1. Ensure good blood supply (pulsatile bleeding from marginal artery at level of anastomosis)
2. Ensure tension-free anastomosis by complete mobilization of splenic flexure (includes high ligation of inferior mesenteric artery and ligation of inferior mesenteric vein at lower border of pancreas)
3. Avoid use of sigmoid colon in creation of anastomoses
4. Inspection of anastomotic donuts for completeness after circular-stapled anastomoses
5. Air or fluid insufflation test to rule out anastomotic leak immediately after construction in the operating room
Bleeding
Most anastomotic bleeding is minor and manifested by dark blood mixed in the first bowel movement after surgery.
Bleeding can occur after a stapled or handsewn anastomosis but is probably more common after one is stapled. Careful inspection can allow intraoperative control of the bleeding and reduce the postoperative risk. Also stapling a side-to-side anastomosis using the antimesenteric border (avoiding inclusion of the mesentery) reduces the risk of bleeding.
Bleeding points on a stapled anastomosis should be controlled with a suture rather than the Bovie as a deep burn injury may lead to a delayed leak. Full-thickness staple line reinforcement with interrupted sutures can help ensure optimal hemostasis.
Delayed detection of bleeding from a circular stapler or staple line of a J pouch (ileal or colonic) may need to be addressed on the ward. Steps to control bleeding include:
1.
Proctoscopy is done to evacuate all clots.
2.
A rectal tube (or Foley) is inserted and 1:100,000 epinephrine solution is instilled. The tube is clamped and the solution remains in the rectum/neorectum for 15 min.
3.
If the bleeding persists, the procedure is repeated. Endoscopic cautery or epinephrine injection is another option.
4.
If the bleeding continues to persist or the patient has hypotension, a transanal examination in the operating room is carried out.
Treatment for delayed bleeding from an inaccessible anastomosis (such as an ileocolic) usually begins with supportive care including correction of any coagulopathy.
Angiography may be required to localize the site and allow selective vasopressin infusion.
Alternately using a colonoscope, if the bleeding site can be visualized, it can be treated with cautery, epinephrine injection, or endoscopic clips.
Rarely reoperation with oversewing is required.
Leaks
The lowest leak rate is found after a small bowel or ileocolic anastomosis (1–3 %).
The highest leak rate is after a coloanal anastomosis (10–20 %). The incidence of leak is strongly associated with the distance of the anastomosis from the anal verge.

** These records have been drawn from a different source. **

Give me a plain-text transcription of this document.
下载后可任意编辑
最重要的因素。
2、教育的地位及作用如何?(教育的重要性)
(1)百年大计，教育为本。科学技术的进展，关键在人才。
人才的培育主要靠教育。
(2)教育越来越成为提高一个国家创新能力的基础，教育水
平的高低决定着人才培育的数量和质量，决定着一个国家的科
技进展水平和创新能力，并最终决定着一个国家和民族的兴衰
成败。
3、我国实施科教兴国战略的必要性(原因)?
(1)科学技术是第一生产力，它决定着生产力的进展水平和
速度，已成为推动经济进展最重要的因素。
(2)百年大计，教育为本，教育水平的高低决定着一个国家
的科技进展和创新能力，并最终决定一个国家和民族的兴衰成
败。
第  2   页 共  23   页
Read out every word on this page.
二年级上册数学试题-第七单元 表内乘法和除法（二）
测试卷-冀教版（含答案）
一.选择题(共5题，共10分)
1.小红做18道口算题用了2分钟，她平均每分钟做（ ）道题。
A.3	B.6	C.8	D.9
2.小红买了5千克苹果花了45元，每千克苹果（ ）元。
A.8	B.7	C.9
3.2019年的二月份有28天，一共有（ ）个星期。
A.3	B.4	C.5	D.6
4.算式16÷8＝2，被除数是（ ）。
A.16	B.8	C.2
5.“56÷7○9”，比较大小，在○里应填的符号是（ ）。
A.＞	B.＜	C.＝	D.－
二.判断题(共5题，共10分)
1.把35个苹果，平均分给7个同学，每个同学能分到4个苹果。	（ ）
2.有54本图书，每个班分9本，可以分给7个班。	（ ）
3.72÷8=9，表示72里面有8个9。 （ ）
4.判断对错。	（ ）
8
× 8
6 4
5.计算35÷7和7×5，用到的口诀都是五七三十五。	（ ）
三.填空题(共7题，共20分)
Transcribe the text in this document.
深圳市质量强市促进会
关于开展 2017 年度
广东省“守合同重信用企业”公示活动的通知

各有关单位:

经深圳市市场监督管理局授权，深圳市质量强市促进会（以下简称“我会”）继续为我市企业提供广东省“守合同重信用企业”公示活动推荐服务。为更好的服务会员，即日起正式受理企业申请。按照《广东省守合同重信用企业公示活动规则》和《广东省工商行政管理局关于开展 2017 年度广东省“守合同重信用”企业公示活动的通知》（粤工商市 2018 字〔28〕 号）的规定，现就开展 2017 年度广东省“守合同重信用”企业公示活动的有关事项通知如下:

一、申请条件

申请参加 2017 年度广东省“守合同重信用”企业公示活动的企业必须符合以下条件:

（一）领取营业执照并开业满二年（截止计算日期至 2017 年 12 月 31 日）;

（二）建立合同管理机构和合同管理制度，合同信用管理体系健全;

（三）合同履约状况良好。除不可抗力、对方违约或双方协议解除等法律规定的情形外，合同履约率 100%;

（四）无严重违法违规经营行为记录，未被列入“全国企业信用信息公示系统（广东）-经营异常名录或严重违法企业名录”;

The ileal pouch-anal anastomosis has a leak rate of 5–10 %.
Immunosuppressive drug therapy (prednisone >40 mg/day and antitumor necrosis factor alpha agents) is a significant risk factor associated with an ileal pouch-anal anastomotic leak.
Role of Fecal Diversion
A proximal stoma minimizes the consequences of an anastomotic leak but does not reduce the actual incidence of a leak.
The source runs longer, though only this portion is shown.